Di quali requisiti si tratti lo illustra il medico cantonale Giorgio Merlani, annotando come il punto di partenza per queste norme che entreranno in vigore dal 1° gennaio 2021 è la formazione di una commissione di qualità e sicurezza «che sarà composta da almeno dieci membri». Vale a dire il medico cantonale stesso, assieme a un giurista del Dipartimento sanità e socialità, quattro medici (due del settore pubblico e due del privato) due direttori amministrativi (uno del pubblico e del privato), un esperto di qualità e sicurezza e un infermiere. A questo punto si andrà alla definizione dei requisiti vincolanti per il rilascio dell’autorizzazione, e quindi per diventare istituti di interesse pubblico, previsti dal regolamento sulla qualità e la sicurezza in applicazione della Legge sanitaria: «Concernono la struttura, quindi l’organizzazione, la situazione logistica, il numero delle persone formate e la qualità della formazione», annota Merlani. Ma anche il processo, «che riguarda le procedure operative, la compilazione della cartella clinica, o situazioni come ad esempio il time-out in sala operatoria. Il tutto per avere ovunque le stesse regole». E, infine, l’esito. Nel senso che, rileva il medico cantonale, «conta ovviamente anche il risultato finale delle cure, la soddisfazione del paziente».

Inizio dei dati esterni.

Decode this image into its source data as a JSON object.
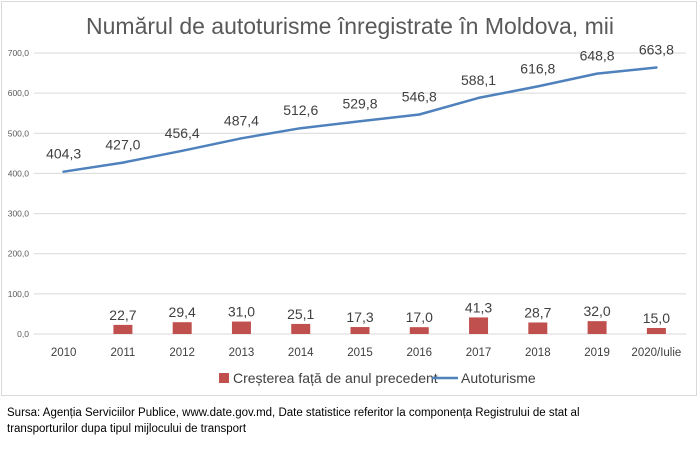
{
  "chart_data": {
    "type": "bar+line",
    "title": "Numărul de autoturisme înregistrate în Moldova, mii",
    "categories": [
      "2010",
      "2011",
      "2012",
      "2013",
      "2014",
      "2015",
      "2016",
      "2017",
      "2018",
      "2019",
      "2020/Iulie"
    ],
    "series": [
      {
        "name": "Creșterea față de anul precedent",
        "kind": "bar",
        "color": "#c0504d",
        "values": [
          null,
          22.7,
          29.4,
          31.0,
          25.1,
          17.3,
          17.0,
          41.3,
          28.7,
          32.0,
          15.0
        ],
        "labels": [
          "",
          "22,7",
          "29,4",
          "31,0",
          "25,1",
          "17,3",
          "17,0",
          "41,3",
          "28,7",
          "32,0",
          "15,0"
        ]
      },
      {
        "name": "Autoturisme",
        "kind": "line",
        "color": "#4f81bd",
        "values": [
          404.3,
          427.0,
          456.4,
          487.4,
          512.6,
          529.8,
          546.8,
          588.1,
          616.8,
          648.8,
          663.8
        ],
        "labels": [
          "404,3",
          "427,0",
          "456,4",
          "487,4",
          "512,6",
          "529,8",
          "546,8",
          "588,1",
          "616,8",
          "648,8",
          "663,8"
        ]
      }
    ],
    "ylim": [
      0,
      700
    ],
    "yticks": [
      0,
      100,
      200,
      300,
      400,
      500,
      600,
      700
    ],
    "ytick_labels": [
      "0,0",
      "100,0",
      "200,0",
      "300,0",
      "400,0",
      "500,0",
      "600,0",
      "700,0"
    ],
    "grid": true,
    "legend": "bottom"
  },
  "source": {
    "line1": "Sursa: Agenția Serviciilor Publice, www.date.gov.md,  Date statistice referitor la componența Registrului de stat al",
    "line2": "transporturilor dupa tipul mijlocului de transport"
  }
}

Si tratta, fondamentalmente, di recepire quanto previsto dal Cantone di Zurigo e ormai recepito da moltissimi cantoni. E perché oggi? «Per far compiere un salto di qualità alle cure ospedaliere» afferma il direttore del Dss Raffaele De Rosa. Un settore che «ricopre un’importanza centrale e non può lasciare indifferente nessuno, poiché riguarda non solo gli addetti ai lavori ma tutti noi». Ed è forte la soddisfazione di De Rosa nel comunicare che «il dialogo con gli iniziativisti è stato fruttuoso, al punto che davanti alle conclusioni del nostro messaggio governativo è stato detto che se il Gran Consiglio darà luce verde ritireranno l’iniziativa».

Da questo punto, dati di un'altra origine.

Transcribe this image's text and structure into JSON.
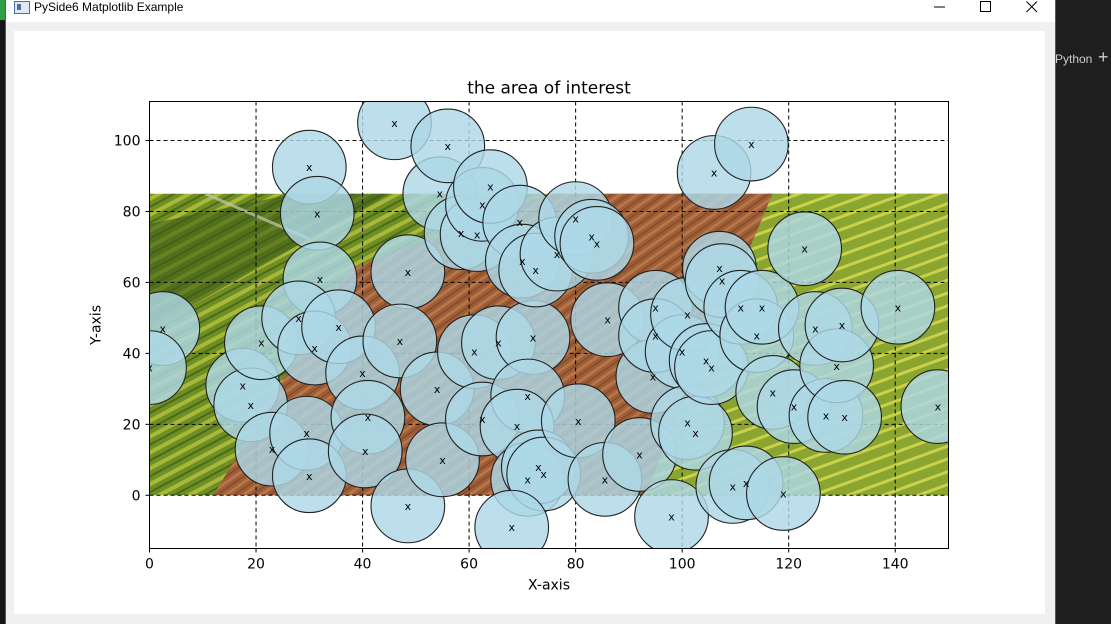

Il dottor Brenno Balestra, primo firmatario del testo, ricorda che «le motivazioni principali che hanno spinto un gruppo di professionisti della salute a raccogliere le firme senza l’egida dei partiti erano il fissare il concetto di interesse pubblico, anche per superare una dicotomia tra pubblico e privato che nei fatti non c’è più e di conseguenza occorrono requisiti uguali, e promuovere i concetti di qualità e sicurezza». Perché, riprende Balestra, «in un caso su dieci si incappa in un incidente in corsia, con scambi o dosaggi di medicamenti o eventi avversi come cadute o infezioni contratte in ospedale». Criticità che «nel 50 per cento dei casi sarebbero potenzialmente evitabili se si lavorasse ancor di più sulla sicurezza».
Ma detto di questi elementi chiesti e che, sebbene già presenti sono stati ‘ufficializzati’, a Balestra preme ricordare anche quello che risponde all’appropriatezza: «Vengono svolti troppi esami di laboratorio, troppe tac, risonanze, terapie. I cittadino medio usa troppi farmaci, i parti cesarei sono ancora tanti». Insomma, per il primo firmatario dell’iniziativa «si stima che il 20-30 per cento dei costi sono portati da prestazioni futili”. Da qui l’invito rivolto ai cittadini, ma soprattutto ai medici, “di usare più appropriatezza perché c’è molto spazio di miglioramento».
Adesso, conclude De Rosa, «la palla è nel campo del Gran Consiglio. La pandemia ha duramente colpito il Ticino, ma lo ha reso anche più sicuro sulla solidarietà e sull’importanza di avere un sistema sanitario efficiente e all’avanguardia».